Archive for Monday, November 28, 2005

Science credentials

November 28, 2005


To the editor:

In regard to the class offered next semester at KU titled "Special Topics in Religion: Intelligent Design, Creationisms and Other Religious Mythologies," John Calvert, a lawyer, writes, "People will be misled and buy the lie. But the public is going to see what's going on. We're not all fools. Misinformation has a finite life." The lie has already been bought by the mere fact that intelligent design is even being discussed, because of the tactic of misrepresenting the works of others to "create" a controversy when there is none and that intelligent design is a science when it is not.

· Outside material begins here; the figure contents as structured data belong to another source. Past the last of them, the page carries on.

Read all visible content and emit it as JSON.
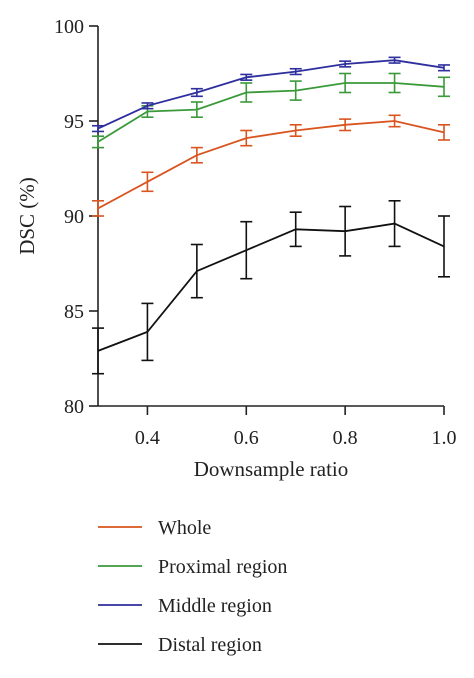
{
  "chart_data": {
    "type": "line",
    "xlabel": "Downsample ratio",
    "ylabel": "DSC (%)",
    "xlim": [
      0.3,
      1.0
    ],
    "ylim": [
      80,
      100
    ],
    "x_ticks": [
      0.4,
      0.6,
      0.8,
      1.0
    ],
    "x_tick_labels": [
      "0.4",
      "0.6",
      "0.8",
      "1.0"
    ],
    "y_ticks": [
      80,
      85,
      90,
      95,
      100
    ],
    "y_tick_labels": [
      "80",
      "85",
      "90",
      "95",
      "100"
    ],
    "x": [
      0.3,
      0.4,
      0.5,
      0.6,
      0.7,
      0.8,
      0.9,
      1.0
    ],
    "grid": false,
    "legend_placement": "bottom",
    "series": [
      {
        "name": "Whole",
        "color": "#d9541e",
        "values": [
          90.4,
          91.8,
          93.2,
          94.1,
          94.5,
          94.8,
          95.0,
          94.4
        ],
        "errors": [
          0.4,
          0.5,
          0.4,
          0.4,
          0.3,
          0.3,
          0.3,
          0.4
        ]
      },
      {
        "name": "Proximal region",
        "color": "#3a9a3a",
        "values": [
          93.9,
          95.5,
          95.6,
          96.5,
          96.6,
          97.0,
          97.0,
          96.8
        ],
        "errors": [
          0.3,
          0.3,
          0.4,
          0.5,
          0.5,
          0.5,
          0.5,
          0.5
        ]
      },
      {
        "name": "Middle region",
        "color": "#2e2e9e",
        "values": [
          94.6,
          95.8,
          96.5,
          97.3,
          97.6,
          98.0,
          98.2,
          97.8
        ],
        "errors": [
          0.15,
          0.15,
          0.2,
          0.15,
          0.15,
          0.15,
          0.15,
          0.15
        ]
      },
      {
        "name": "Distal region",
        "color": "#111111",
        "values": [
          82.9,
          83.9,
          87.1,
          88.2,
          89.3,
          89.2,
          89.6,
          88.4
        ],
        "errors": [
          1.2,
          1.5,
          1.4,
          1.5,
          0.9,
          1.3,
          1.2,
          1.6
        ]
      }
    ]
  }
}
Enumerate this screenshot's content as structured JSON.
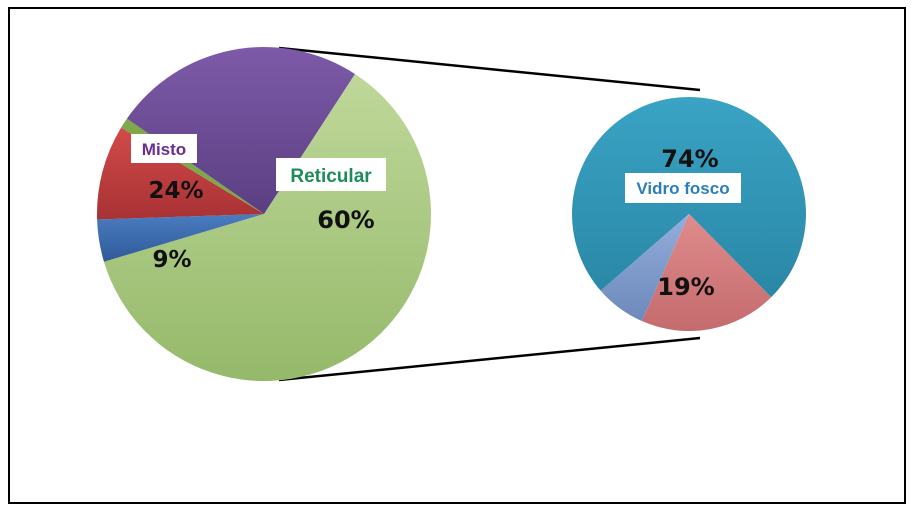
{
  "chart_data": {
    "type": "pie",
    "subtype": "pie-of-pie",
    "main_pie": {
      "slices": [
        {
          "label": "Reticular",
          "value": 60,
          "value_label": "60%",
          "color": "#a4c47a"
        },
        {
          "label": "",
          "value": 4,
          "value_label": "",
          "color": "#3b6cb0"
        },
        {
          "label": "",
          "value": 9,
          "value_label": "9%",
          "color": "#c0393b"
        },
        {
          "label": "",
          "value": 1,
          "value_label": "",
          "color": "#7fa84a"
        },
        {
          "label": "Misto",
          "value": 24,
          "value_label": "24%",
          "color": "#6b4c95"
        }
      ]
    },
    "secondary_pie": {
      "slices": [
        {
          "label": "Vidro fosco",
          "value": 74,
          "value_label": "74%",
          "color": "#3097b6"
        },
        {
          "label": "",
          "value": 19,
          "value_label": "19%",
          "color": "#d37b7c"
        },
        {
          "label": "",
          "value": 7,
          "value_label": "",
          "color": "#7e99c8"
        }
      ]
    },
    "label_colors": {
      "Reticular": "#1e8c5a",
      "Misto": "#6b2c91",
      "Vidro fosco": "#2a7fb8"
    }
  }
}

As to Calvert questioning the "science credentials" of the instructor of the religion class, we need only ask the same question about the six members of the Kansas Board of Education who changed the definition of science to allow supernatural explanations, which places intelligent design in the domain of religion.

Kenneth S. Schmitz,

professor of chemistry,

University of Missouri-Kansas City


Ragingbear 12 years, 3 months ago

Besides, we all know that the Earth is actually a giant meatball flung forth from the Great Flying Spagetti Monster.

All hail His noodly appendage!

DuQuesne 12 years, 3 months ago

Finally someone adequately credentialed to apprehend the difference between tautomerism and tautology. My own observation: People, individually and as a group, have little sustainable longitudinal memory; what is found to be true on Tuesday may need to be re-learned the following Saturday, and probably by subsequent generations. So yes, you have to keep at it and, no, it won't go away.

Reason McLucus 12 years, 3 months ago

The State of Kansas through its Board of Education has actually done something right for a change by stating that schools should teach empirical science instead of teaching that science is just another religion.

The old definition that science seeks what some call "natural" explanations implies science is a religion that has no special characteristics that would make the beliefs of the priests called "scientists" superior to other priests.

The new definition separates science from religion by defining science in terms of how it acquires, processes and verifies information. It is the ability to verify concepts through repeated experimentation and observation that makes empirical science different from other endeavors.

Science can determine whether physcial processes function consistently. It cannot conclusively determine the ultimate nature of reality or whether some higher order Intelligence might exist. Processes would appear to be occurring naturally so long as any intervention by such an Intelligence was consistent.

The behavior of the sun and earth's weather remain unpredictable which would allow some Intelligence ample opportunity to influence events on earth without being detected by scientists.

Spontaneous remission of otherwise untreatable fatal disorders happens. Do such remissions result from miracles or from some special characteristic of the individual's immune system that science cannot locate? (For example, of such a remission check the biography of former Kansas Attorney General Bob Stephen.) Unless the situation is reproducable science cannot provide a definite answer other than to note that scientists still don't know everything there is to know about the human body.